Ustad Rashid Khan, a known Indian classical musician in the Hindustani music tradition, said Ravi Shankar was a "great teacher" who inspired young singers and musicians.
"It is a great loss. He used to come and see performances of young singers or instrumentalists. That was something very unique which does not happen nowadays," Khan said.
To Tanmoy Bose, percussionist and tabla player, who has collaborated with Ravi Shankar for 13 years, the death was a "huge loss".
"He imbibed a lot from all of his travels abroad and collaborations with international musicians.
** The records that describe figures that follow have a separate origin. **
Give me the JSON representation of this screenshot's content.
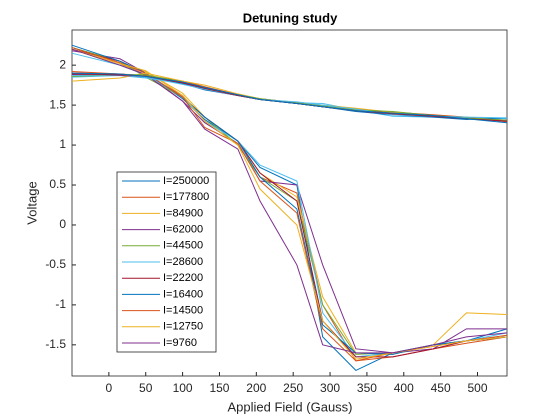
{
  "chart_data": {
    "type": "line",
    "title": "Detuning study",
    "x_label": "Applied Field (Gauss)",
    "y_label": "Voltage",
    "x": [
      -50,
      15,
      50,
      100,
      130,
      175,
      205,
      255,
      290,
      335,
      385,
      440,
      485,
      540
    ],
    "xlim": [
      -50,
      540
    ],
    "xticks": [
      0,
      50,
      100,
      150,
      200,
      250,
      300,
      350,
      400,
      450,
      500
    ],
    "ylim": [
      -1.89,
      2.44
    ],
    "yticks": [
      -1.5,
      -1,
      -0.5,
      0,
      0.5,
      1,
      1.5,
      2
    ],
    "series": [
      {
        "name": "I=250000",
        "color": "#0072BD",
        "values": [
          2.22,
          2.05,
          1.9,
          1.58,
          1.32,
          1.05,
          0.72,
          0.5,
          -1.4,
          -1.82,
          -1.6,
          -1.5,
          -1.45,
          -1.3
        ]
      },
      {
        "name": "I=177800",
        "color": "#D95319",
        "values": [
          2.2,
          2.02,
          1.88,
          1.62,
          1.3,
          1.0,
          0.6,
          0.4,
          -1.0,
          -1.7,
          -1.65,
          -1.55,
          -1.48,
          -1.4
        ]
      },
      {
        "name": "I=84900",
        "color": "#EDB120",
        "values": [
          2.2,
          2.0,
          1.92,
          1.65,
          1.35,
          1.05,
          0.65,
          0.35,
          -0.9,
          -1.6,
          -1.62,
          -1.5,
          -1.1,
          -1.12
        ]
      },
      {
        "name": "I=62000",
        "color": "#7E2F8E",
        "values": [
          2.18,
          2.08,
          1.9,
          1.55,
          1.28,
          1.02,
          0.55,
          0.5,
          -0.5,
          -1.55,
          -1.6,
          -1.55,
          -1.3,
          -1.3
        ]
      },
      {
        "name": "I=44500",
        "color": "#77AC30",
        "values": [
          2.22,
          2.05,
          1.85,
          1.6,
          1.35,
          1.0,
          0.6,
          0.3,
          -1.0,
          -1.62,
          -1.6,
          -1.5,
          -1.45,
          -1.4
        ]
      },
      {
        "name": "I=28600",
        "color": "#4DBEEE",
        "values": [
          2.15,
          2.0,
          1.88,
          1.6,
          1.3,
          1.05,
          0.75,
          0.55,
          -1.1,
          -1.65,
          -1.6,
          -1.5,
          -1.45,
          -1.35
        ]
      },
      {
        "name": "I=22200",
        "color": "#A2142F",
        "values": [
          2.2,
          2.05,
          1.9,
          1.6,
          1.35,
          1.05,
          0.65,
          0.3,
          -1.2,
          -1.65,
          -1.65,
          -1.55,
          -1.45,
          -1.4
        ]
      },
      {
        "name": "I=16400",
        "color": "#0072BD",
        "values": [
          2.25,
          2.05,
          1.9,
          1.6,
          1.35,
          1.05,
          0.6,
          0.2,
          -1.25,
          -1.6,
          -1.62,
          -1.5,
          -1.45,
          -1.4
        ]
      },
      {
        "name": "I=14500",
        "color": "#D95319",
        "values": [
          2.22,
          2.03,
          1.9,
          1.6,
          1.22,
          1.02,
          0.55,
          0.15,
          -1.3,
          -1.7,
          -1.6,
          -1.52,
          -1.45,
          -1.38
        ]
      },
      {
        "name": "I=12750",
        "color": "#EDB120",
        "values": [
          2.2,
          2.02,
          1.93,
          1.62,
          1.3,
          1.0,
          0.45,
          0.0,
          -1.2,
          -1.68,
          -1.6,
          -1.52,
          -1.45,
          -1.4
        ]
      },
      {
        "name": "I=9760",
        "color": "#7E2F8E",
        "values": [
          2.2,
          2.0,
          1.88,
          1.55,
          1.2,
          0.95,
          0.3,
          -0.5,
          -1.5,
          -1.6,
          -1.6,
          -1.5,
          -1.4,
          -1.35
        ]
      },
      {
        "color": "#77AC30",
        "values": [
          1.88,
          1.88,
          1.86,
          1.78,
          1.7,
          1.62,
          1.57,
          1.52,
          1.48,
          1.43,
          1.4,
          1.36,
          1.33,
          1.3
        ]
      },
      {
        "color": "#4DBEEE",
        "values": [
          1.85,
          1.87,
          1.84,
          1.77,
          1.71,
          1.63,
          1.58,
          1.53,
          1.52,
          1.44,
          1.36,
          1.35,
          1.34,
          1.33
        ]
      },
      {
        "color": "#A2142F",
        "values": [
          1.9,
          1.89,
          1.86,
          1.79,
          1.72,
          1.63,
          1.58,
          1.52,
          1.49,
          1.44,
          1.4,
          1.37,
          1.34,
          1.31
        ]
      },
      {
        "color": "#0072BD",
        "values": [
          1.88,
          1.88,
          1.85,
          1.77,
          1.69,
          1.62,
          1.57,
          1.52,
          1.48,
          1.42,
          1.38,
          1.35,
          1.32,
          1.34
        ]
      },
      {
        "color": "#D95319",
        "values": [
          1.92,
          1.89,
          1.87,
          1.8,
          1.73,
          1.63,
          1.58,
          1.53,
          1.49,
          1.45,
          1.41,
          1.38,
          1.35,
          1.29
        ]
      },
      {
        "color": "#EDB120",
        "values": [
          1.8,
          1.84,
          1.9,
          1.8,
          1.75,
          1.64,
          1.58,
          1.53,
          1.5,
          1.46,
          1.41,
          1.37,
          1.33,
          1.3
        ]
      },
      {
        "color": "#7E2F8E",
        "values": [
          1.88,
          1.87,
          1.86,
          1.78,
          1.7,
          1.62,
          1.57,
          1.52,
          1.48,
          1.43,
          1.39,
          1.36,
          1.33,
          1.3
        ]
      },
      {
        "color": "#77AC30",
        "values": [
          1.86,
          1.88,
          1.88,
          1.79,
          1.71,
          1.63,
          1.58,
          1.53,
          1.49,
          1.44,
          1.42,
          1.37,
          1.34,
          1.31
        ]
      },
      {
        "color": "#4DBEEE",
        "values": [
          1.87,
          1.88,
          1.85,
          1.76,
          1.7,
          1.62,
          1.57,
          1.54,
          1.5,
          1.45,
          1.38,
          1.36,
          1.35,
          1.34
        ]
      },
      {
        "color": "#A2142F",
        "values": [
          1.89,
          1.88,
          1.86,
          1.78,
          1.71,
          1.62,
          1.57,
          1.52,
          1.48,
          1.43,
          1.39,
          1.36,
          1.33,
          1.3
        ]
      },
      {
        "color": "#0072BD",
        "values": [
          1.9,
          1.89,
          1.86,
          1.79,
          1.72,
          1.63,
          1.57,
          1.52,
          1.48,
          1.43,
          1.4,
          1.37,
          1.33,
          1.28
        ]
      }
    ]
  }
}
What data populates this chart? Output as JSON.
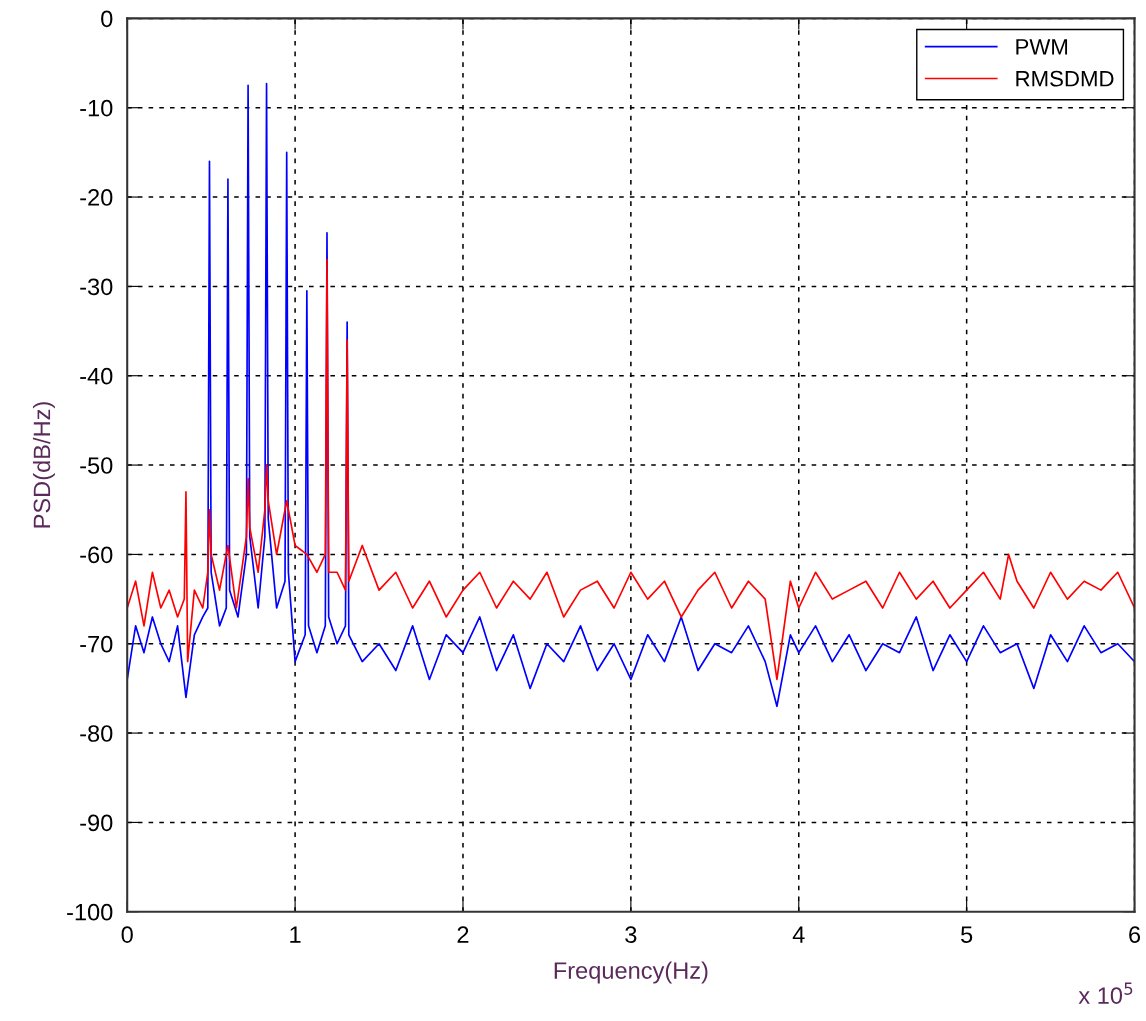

This was reflected in his music which is known as fusion music of which he was a pioneer.
"He single-handedly popularised Indian music. Everyone knew about Ravi Shankar and Indian classical music."
According to Tagore songs exponent Dwijen Mukherjee, Shankar was the first music composer from India who did experimental works on fusion music. "He was a great musician as well as a great human being."
Noted tabla player percussionist Bickram Ghosh said: "It was because of him Indian music acquired a global presence.
"His spiritual connect with the audience was his core talent. His music cut across generations," Ghosh told IANS.
Tejendra Narayan Majumdar, one of the most popular and celebrated modern sarod players, described Shankar as the most "unique and versatile" musician.
"Wherever and whenever he worked in collaborative music, he did it by maintaining the purity of the Indian classical music," Majumdar said.